Government and industry have been slow to react, but they're starting to take action. The European Union recently banned the nonmedical use of antibiotics in animals, effective in 2006, and similar legislation is being considered in Washington. In February 2002, US poultry giants Tyson Foods, Perdue Farms, and Foster Farms began phasing out growth-promoting antibiotics.

Sulakvelidze is developing phage-based products that will help the industry moderate its use of antibiotics to treat disease as well. The first, designed to combat Listeria monocytogenes in poultry, was granted an experimental use permit by the Environmental Protection Agency in June 2002.

Of course, food-safety products are only a stepping stone to the real goal: a range of phage cocktails that would save the lives of people with currently untreatable infections. And, Sulakvelidze predicts, they'll likely be cheaper than antibiotics.

Which is not to say they're completely unavailable at present. Phage-based drugs are sold over the counter in Eastern Europe, and word of their efficacy has spread among Western victims of resistant infections. Given the FDA's glacial approval process for new drugs, that's a recipe for a black-market trade. Sure enough, North American patients are showing up in Tbilisi, hoping for a miracle. It's only a matter of time before phages are available in places like Bangkok and Tijuana.
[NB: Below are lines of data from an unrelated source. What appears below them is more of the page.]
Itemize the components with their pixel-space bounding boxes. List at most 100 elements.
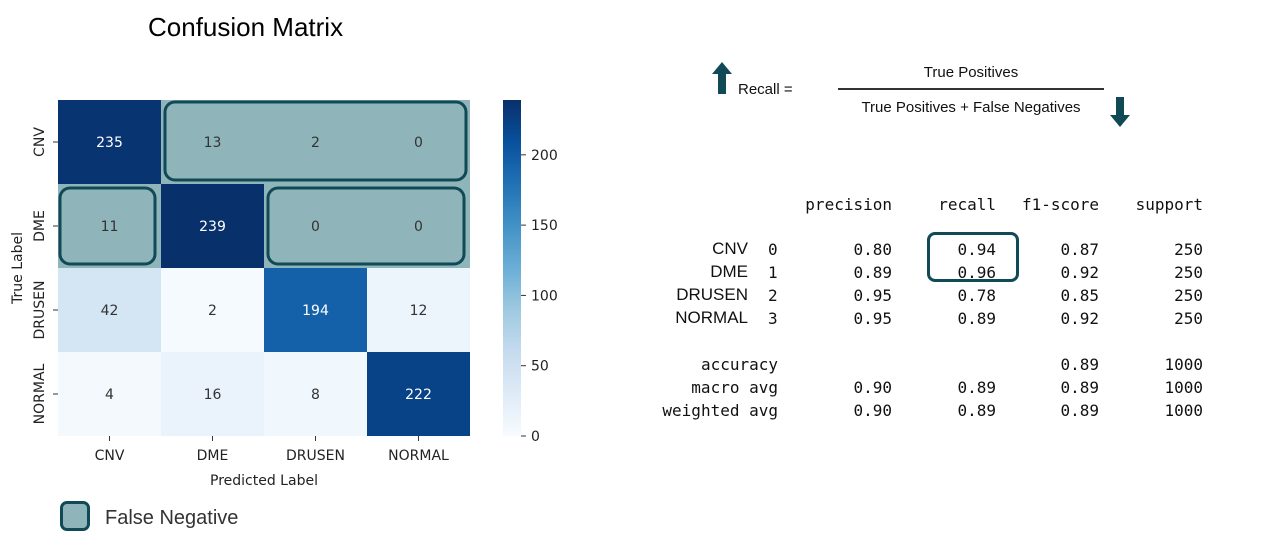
x-axis-label: Predicted Label	[210, 473, 318, 489]
report-recall: 0.89	[957, 309, 996, 328]
cell-value: 194	[302, 303, 329, 319]
cell-value: 16	[204, 387, 222, 403]
report-header: precision	[805, 195, 892, 214]
report-f1-score: 0.89	[1060, 401, 1099, 420]
cell-value: 8	[311, 387, 320, 403]
report-precision: 0.80	[853, 240, 892, 259]
report-support: 250	[1174, 263, 1203, 282]
report-f1-score: 0.85	[1060, 286, 1099, 305]
recall-formula-denominator: True Positives + False Negatives	[861, 99, 1081, 116]
false-negative-legend-label: False Negative	[105, 507, 239, 529]
report-summary-name: macro avg	[691, 378, 778, 397]
heatmap-cell	[58, 352, 161, 436]
cell-value: 13	[204, 135, 222, 151]
report-support: 1000	[1164, 401, 1203, 420]
colorbar-tick-label: 0	[531, 429, 540, 445]
report-support: 250	[1174, 286, 1203, 305]
report-summary-name: weighted avg	[662, 401, 778, 420]
colorbar-tick-label: 100	[531, 288, 558, 304]
report-f1-score: 0.87	[1060, 240, 1099, 259]
y-tick-label: DRUSEN	[32, 281, 48, 340]
down-arrow-icon	[1110, 97, 1130, 127]
report-header: support	[1135, 195, 1203, 214]
cell-value: 235	[96, 135, 123, 151]
report-class-name: CNV	[712, 239, 748, 258]
heatmap-cell	[58, 100, 161, 184]
report-f1-score: 0.92	[1060, 309, 1099, 328]
heatmap-cell	[264, 352, 367, 436]
y-tick-label: NORMAL	[32, 363, 48, 424]
report-header: f1-score	[1021, 195, 1099, 214]
report-recall: 0.94	[957, 240, 996, 259]
cell-value: 0	[414, 219, 423, 235]
cell-value: 0	[414, 135, 423, 151]
cell-value: 4	[105, 387, 114, 403]
colorbar-tick-label: 50	[531, 359, 549, 375]
report-precision: 0.95	[853, 309, 892, 328]
report-class-name: NORMAL	[675, 308, 748, 327]
report-support: 250	[1174, 309, 1203, 328]
confusion-matrix-heatmap: 235 13 2 0 11 239 0 0 42 2 194 12 4 16 8 222 CNV DME DRUSE…	[10, 100, 558, 489]
cell-value: 2	[208, 303, 217, 319]
heatmap-cell	[161, 352, 264, 436]
report-precision: 0.89	[853, 263, 892, 282]
recall-formula-numerator: True Positives	[923, 64, 1019, 81]
heatmap-cell	[264, 184, 367, 268]
report-class-index: 3	[768, 309, 778, 328]
false-negative-outline	[266, 186, 466, 266]
heatmap-cell	[58, 268, 161, 352]
x-tick-label: NORMAL	[388, 448, 449, 464]
report-class-name: DRUSEN	[676, 285, 748, 304]
colorbar-tick-label: 200	[531, 148, 558, 164]
report-recall: 0.89	[957, 378, 996, 397]
heatmap-cell	[367, 268, 470, 352]
recall-highlight-box	[927, 232, 1019, 282]
fraction-bar	[838, 88, 1104, 90]
cell-value: 2	[311, 135, 320, 151]
false-negative-legend-swatch	[60, 501, 90, 531]
heatmap-cell	[161, 100, 264, 184]
y-tick-label: CNV	[32, 127, 48, 157]
cell-value: 222	[405, 387, 432, 403]
cell-value: 12	[410, 303, 428, 319]
heatmap-cell	[264, 268, 367, 352]
heatmap-cell	[58, 184, 161, 268]
report-class-index: 2	[768, 286, 778, 305]
report-class-name: DME	[710, 262, 748, 281]
heatmap-cell	[367, 100, 470, 184]
false-negative-outline	[163, 100, 468, 182]
report-recall: 0.89	[957, 401, 996, 420]
x-tick-label: CNV	[95, 448, 125, 464]
colorbar-tick-label: 150	[531, 218, 558, 234]
heatmap-cell	[367, 352, 470, 436]
x-tick-label: DME	[197, 448, 229, 464]
report-header: recall	[938, 195, 996, 214]
heatmap-cell	[264, 100, 367, 184]
y-axis-label: True Label	[10, 232, 26, 305]
heatmap-cell	[161, 268, 264, 352]
report-recall: 0.96	[957, 263, 996, 282]
report-precision: 0.90	[853, 378, 892, 397]
report-support: 1000	[1164, 378, 1203, 397]
colorbar	[503, 100, 521, 436]
cell-value: 11	[101, 219, 119, 235]
report-class-index: 1	[768, 263, 778, 282]
report-f1-score: 0.89	[1060, 355, 1099, 374]
cell-value: 239	[199, 219, 226, 235]
false-negative-outline	[58, 186, 157, 266]
report-f1-score: 0.92	[1060, 263, 1099, 282]
report-recall: 0.78	[957, 286, 996, 305]
y-tick-label: DME	[32, 210, 48, 242]
cell-value: 42	[101, 303, 119, 319]
x-tick-label: DRUSEN	[286, 448, 345, 464]
up-arrow-icon	[712, 62, 732, 94]
cell-value: 0	[311, 219, 320, 235]
recall-formula-lhs: Recall =	[738, 81, 793, 98]
chart-title: Confusion Matrix	[148, 12, 344, 42]
report-precision: 0.90	[853, 401, 892, 420]
report-f1-score: 0.89	[1060, 378, 1099, 397]
heatmap-cell	[161, 184, 264, 268]
report-class-index: 0	[768, 240, 778, 259]
report-support: 250	[1174, 240, 1203, 259]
"It's frustrating," Morris says. "As a clinician, I'd like to have phage products available in this country for my patients. Every time an article appears on phages, I get 50 emails saying 'Where can I get this stuff?' What am I supposed to tell these people?"

He might tell them that phages for human use are likely to be available in the US within five years, and that the bacteria-destroying viruses are already starting to be used on poultry farms and in processing plants. As Western science rediscovers a cure once thought obsolete, the day will come when viral remedies are found on stateside pharmacy shelves next to antibacterial soaps, and the golden age of antibiotics will give way to a renaissance of bacteriophages. And this time, the bugs could meet their match.